Interning strings would provide almost no benefit in most string usage scenarios, even if one had a zero-cost weak-reference interning pool (the ideal interning implementation). In order for string interning to offer any benefit, it is necessary that multiple references to coincidentally-equal strings be kept for a reasonably "long" time.
Consider the following two programs:
- Input 100,000 lines from a text file, each containing some arbitrary text, and then 100,000 five-digit numbers. Regard each number read in as a zero-based index into the list of 100,000 lines that were read in, and output the corresponding line to the output.
- Input 100,000 lines from a text file, outputing every line that contains the character sequence "fnord".

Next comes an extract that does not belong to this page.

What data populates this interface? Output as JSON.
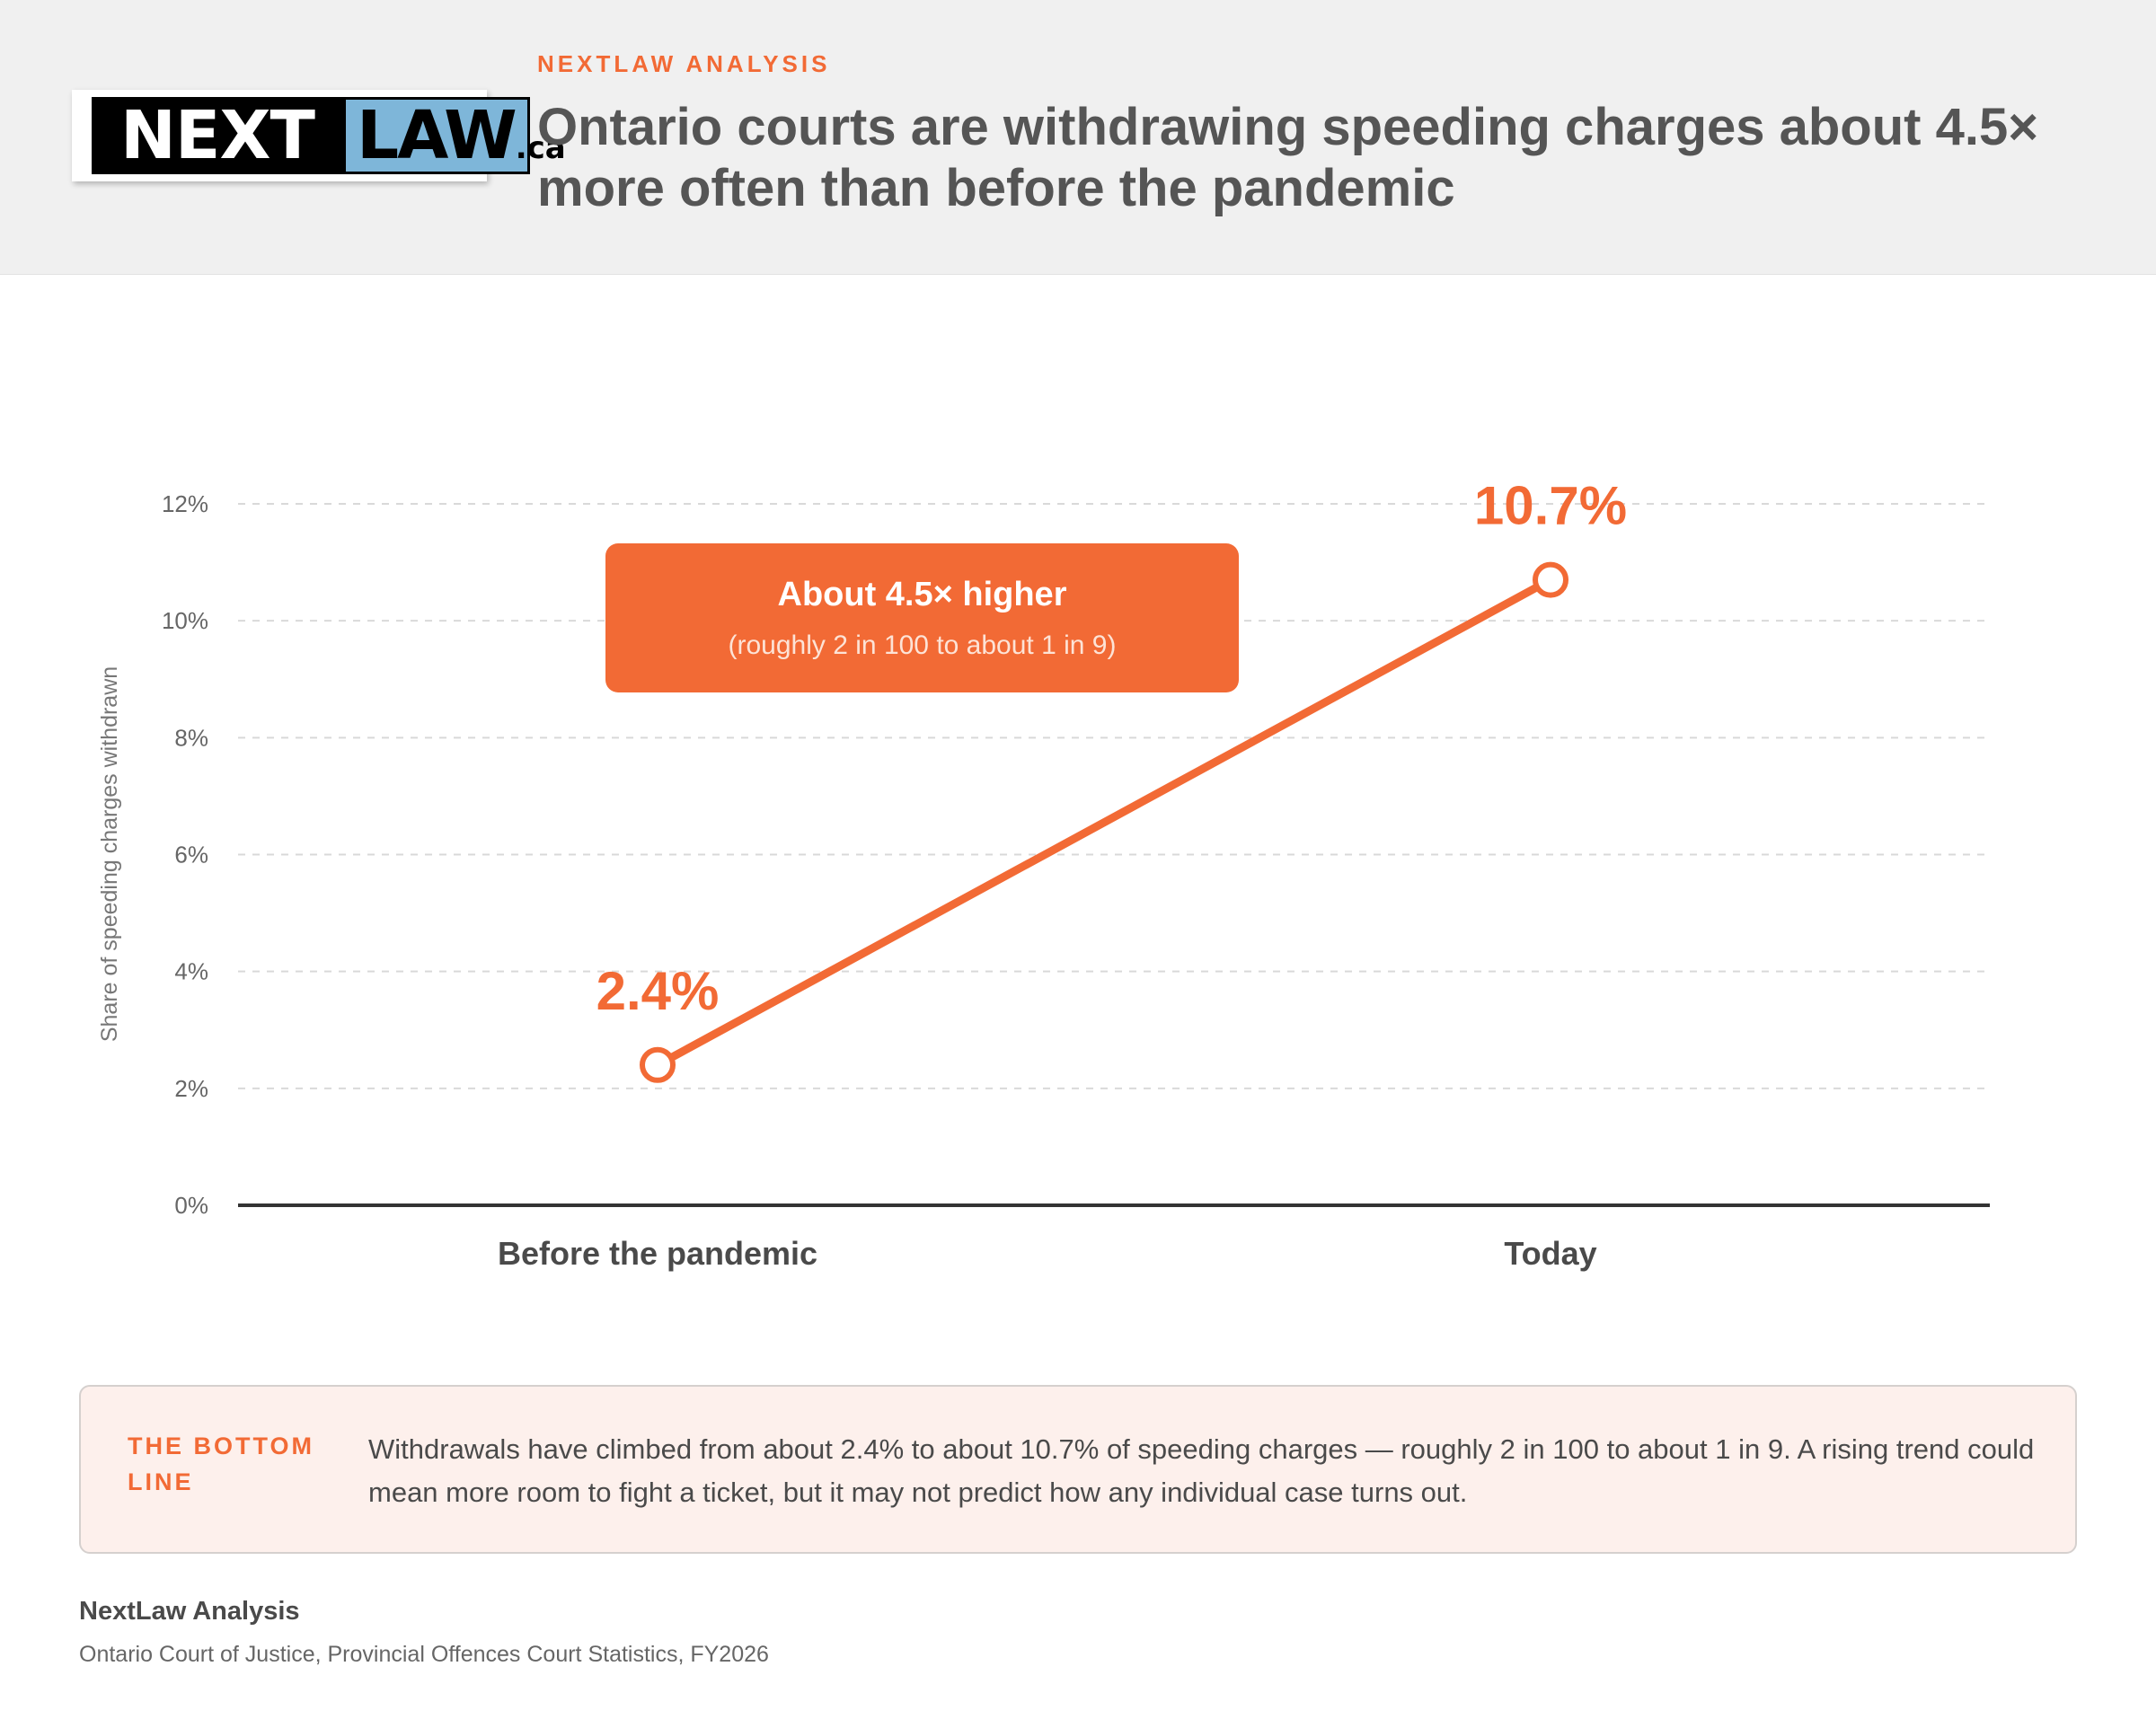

For the first program, depending upon the contents of the text file, string interning might generate almost a 50,000:1 savings in memory (if the line contained 100,000 identical long lines of text) or might represent a total waste (if all 100,000 lines are different). In the absence of string interning, an input file with 100,000 identical lines would cause 100,000 live instances of the same string to exist simultaneously. With string interning, the number of live instances could be reduced to two. Of course, there's no way a compiler can even try to guess whether the input file is apt to contain 100,000 identical lines, 100,000 different lines, or something in-between.
For the second program, it's unlikely that even an ideal string-interning implementation would offer much benefit. Even if all 100,000 lines of the input file happened to be identical, interning couldn't save much memory. The effect of interning isn't to prevent the creation of redundant string instances, but rather to allow redundant string instances to be identified and discarded. Since each line can be discarded once it has been examined and either output or not, the only thing interning could buy would be the (theoretical) ability to discard redundant string instances (very) slightly sooner than would otherwise be possible.
There may be benefits in some cases to caching certain 'intermediate' string results, but that's a task that's really best left to the programmer. For example, I have a program which needs to convert a lot of bytes to two-digit hex strings. To facilitate that, I have an array of 255 strings which hold the string equivalents of values from 00 to FF. I know that, on average, each string in that array will be used, at minimum, hundreds or thousands of times, so caching those strings is a huge win. On the other hand, the strings can only be cached because I know what they represent. I may know that, for any n
0-255, String.Format("{0:X2}",n)
will always yield the same value, but I wouldn't expect a compiler to know that.